Aereo Wants Supreme Court To Approve Streaming TV Service
The Barry Diller-backed startup so far has prevailed in court against TV broadcasters, who want to shut down the streaming service. But even though Aereo has beaten back broadcasters in New York and Boston, the networks have vowed to sue Aereo in every market where it launches. Making good on their threat, broadcasters recently brought two separate lawsuits in Utah, where Aereo rolled out its service several months ago.
TV broadcasters recently asked the Supreme Court to hear an appeal of one of the major pro-Aereo rulings -- a decision issued earlier this year by the Second Circuit Court of Appeals in New York. That court refused to prohibit Aereo from operating its service, which allows customers to stream over-the-air TV shows to iPhones, iPads and other devices.

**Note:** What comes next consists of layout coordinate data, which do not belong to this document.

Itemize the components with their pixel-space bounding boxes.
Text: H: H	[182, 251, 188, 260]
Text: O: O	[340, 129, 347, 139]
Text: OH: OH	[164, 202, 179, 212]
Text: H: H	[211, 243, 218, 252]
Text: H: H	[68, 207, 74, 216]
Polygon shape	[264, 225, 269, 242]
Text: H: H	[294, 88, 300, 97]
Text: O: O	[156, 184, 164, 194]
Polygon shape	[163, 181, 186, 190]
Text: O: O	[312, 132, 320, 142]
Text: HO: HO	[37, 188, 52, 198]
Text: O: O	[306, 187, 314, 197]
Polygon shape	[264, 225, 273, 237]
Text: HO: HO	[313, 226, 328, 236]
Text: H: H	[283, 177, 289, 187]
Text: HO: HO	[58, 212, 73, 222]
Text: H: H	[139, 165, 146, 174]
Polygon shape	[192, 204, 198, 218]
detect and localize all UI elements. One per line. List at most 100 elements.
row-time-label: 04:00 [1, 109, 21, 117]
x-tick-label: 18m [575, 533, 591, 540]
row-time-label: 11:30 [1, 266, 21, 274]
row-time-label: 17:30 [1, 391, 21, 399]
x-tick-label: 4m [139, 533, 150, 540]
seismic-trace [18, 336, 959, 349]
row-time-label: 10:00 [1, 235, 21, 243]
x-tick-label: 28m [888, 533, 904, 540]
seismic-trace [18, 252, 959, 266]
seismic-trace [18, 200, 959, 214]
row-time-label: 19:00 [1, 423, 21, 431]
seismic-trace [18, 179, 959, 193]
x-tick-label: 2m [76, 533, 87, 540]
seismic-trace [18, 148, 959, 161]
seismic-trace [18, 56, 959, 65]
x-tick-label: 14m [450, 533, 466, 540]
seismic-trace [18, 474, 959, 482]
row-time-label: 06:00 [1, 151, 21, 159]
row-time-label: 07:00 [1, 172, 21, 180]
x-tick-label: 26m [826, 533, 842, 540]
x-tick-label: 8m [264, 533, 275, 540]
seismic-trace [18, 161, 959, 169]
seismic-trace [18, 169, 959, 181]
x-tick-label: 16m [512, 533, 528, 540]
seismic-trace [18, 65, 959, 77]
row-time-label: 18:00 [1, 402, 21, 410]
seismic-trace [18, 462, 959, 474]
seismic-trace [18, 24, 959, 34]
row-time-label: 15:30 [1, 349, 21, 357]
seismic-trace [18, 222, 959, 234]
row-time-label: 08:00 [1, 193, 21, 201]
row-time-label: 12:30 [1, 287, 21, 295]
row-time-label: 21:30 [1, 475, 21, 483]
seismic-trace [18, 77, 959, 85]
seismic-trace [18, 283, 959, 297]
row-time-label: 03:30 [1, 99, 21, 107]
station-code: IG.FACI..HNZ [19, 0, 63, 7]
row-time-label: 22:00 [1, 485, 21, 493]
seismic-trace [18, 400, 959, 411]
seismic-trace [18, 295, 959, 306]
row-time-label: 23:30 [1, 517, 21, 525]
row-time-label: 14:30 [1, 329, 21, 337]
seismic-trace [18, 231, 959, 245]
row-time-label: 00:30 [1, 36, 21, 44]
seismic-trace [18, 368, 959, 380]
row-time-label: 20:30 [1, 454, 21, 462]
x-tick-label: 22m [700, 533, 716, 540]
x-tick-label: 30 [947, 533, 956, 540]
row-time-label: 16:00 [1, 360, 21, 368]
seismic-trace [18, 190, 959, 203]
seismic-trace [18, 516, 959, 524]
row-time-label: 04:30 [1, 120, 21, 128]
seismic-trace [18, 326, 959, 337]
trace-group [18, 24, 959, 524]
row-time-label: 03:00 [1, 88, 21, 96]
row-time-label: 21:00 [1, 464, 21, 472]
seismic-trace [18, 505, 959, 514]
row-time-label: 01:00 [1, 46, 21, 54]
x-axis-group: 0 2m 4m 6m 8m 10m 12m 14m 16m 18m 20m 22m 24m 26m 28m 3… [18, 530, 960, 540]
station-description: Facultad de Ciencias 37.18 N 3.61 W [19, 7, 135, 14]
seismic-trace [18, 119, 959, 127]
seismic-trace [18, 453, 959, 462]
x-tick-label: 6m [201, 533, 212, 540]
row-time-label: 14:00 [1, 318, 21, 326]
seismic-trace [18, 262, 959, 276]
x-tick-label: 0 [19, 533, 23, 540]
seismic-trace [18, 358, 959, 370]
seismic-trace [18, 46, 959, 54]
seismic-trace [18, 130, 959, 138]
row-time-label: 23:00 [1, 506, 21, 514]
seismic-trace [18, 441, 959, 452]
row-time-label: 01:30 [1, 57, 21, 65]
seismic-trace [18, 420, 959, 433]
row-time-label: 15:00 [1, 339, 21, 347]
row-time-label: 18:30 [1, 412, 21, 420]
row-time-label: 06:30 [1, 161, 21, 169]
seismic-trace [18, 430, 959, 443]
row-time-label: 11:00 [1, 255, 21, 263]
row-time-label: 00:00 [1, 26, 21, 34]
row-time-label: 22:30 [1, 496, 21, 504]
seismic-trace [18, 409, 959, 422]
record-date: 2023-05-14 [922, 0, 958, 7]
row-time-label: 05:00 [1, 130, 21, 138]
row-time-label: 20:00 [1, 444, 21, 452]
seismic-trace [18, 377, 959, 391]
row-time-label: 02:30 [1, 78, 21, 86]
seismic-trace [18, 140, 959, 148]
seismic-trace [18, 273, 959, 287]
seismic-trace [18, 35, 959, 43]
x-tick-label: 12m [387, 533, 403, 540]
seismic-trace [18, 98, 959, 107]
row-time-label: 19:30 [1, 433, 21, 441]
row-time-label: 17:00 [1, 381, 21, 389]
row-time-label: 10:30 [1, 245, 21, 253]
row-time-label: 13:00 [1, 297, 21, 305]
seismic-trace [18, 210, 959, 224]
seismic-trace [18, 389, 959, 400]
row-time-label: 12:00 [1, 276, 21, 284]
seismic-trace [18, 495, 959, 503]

Aereo said today that it's joining in the broadcasters' request for Supreme Court review, mainly because it's tired of fighting the same battle in multiple cities. “Even though the Second Circuit decided [the] issue correctly, petitioners have signaled their intention to wage a war of attrition by re-litigating this issue in every market to which Aereo expands its business,” the company says in its court papers. “Accordingly, Aereo believes it is appropriate for this Court to grant review to affirm the decision below.”
The dispute centers on whether Aereo is allowed to stream TV shows without licenses. The broadcasters say the answer is no, arguing that Aereo's streams are “public” performances, which require licenses. But Aereo says its streams are “private,” and therefore don't infringe copyright. The company has installed thousands of tiny antennas in cities where it operates, and uses those antennas to capture over-the-air signals and stream them to users. Aereo argues that the streams are private because they're made on an antenna-to-user basis.
At first glance, it seems odd that the company is seeking Supreme Court review, given that Aereo won in the Second Circuit. After all, if the Supreme Court declines to take the case, Aereo can continue to operate. But the company might have good reasons for wanting the Supreme Court to decide the matter, says University of Maryland law professor James Grimmelmann, who has followed the case closely.
For one thing, he says in an email, Aereo might want to see the cases “resolved quickly and decisively rather than taking their chances in one circuit after another.”
Grimmelmann adds that Aereo could think it has better odds of winning at the Supreme Court than its chief rival, FilmOn X, which is also facing litigation by broadcasters. Even though FilmOn X reportedly uses the same technology as Aereo, judges in California and Washington, D.C. have prohibited FilmOn X from operating.
Not only does FilmOn X have a worse track record than Aereo in court, but the startup also has a history of questionable judgment: Initially, the company called itself Aereokiller, but changed its name after Aereo brought a trademark infringement lawsuit. More recently, a federal judge found the company in contempt of court for testing its service after she prohibited it from operating.
FilmOn X is appealing the rulings against it, but if the appellate courts in those parts of the country also rule against FilmOn X, there will be a “circuit split,” which often spurs the Supreme Court to accept a case. That's probably the last thing Aereo wants, according to Grimmelmann.
“Aereo has realized that the alternative to having the Supreme Court take its case is for the Supreme Court to wait until there's a circuit split and take FilmOn's case,” Grimmelmann says. “Aereo would much rather litigate the case itself than leave its fate in the hands of FilmOn and FilmOn's lawyers.”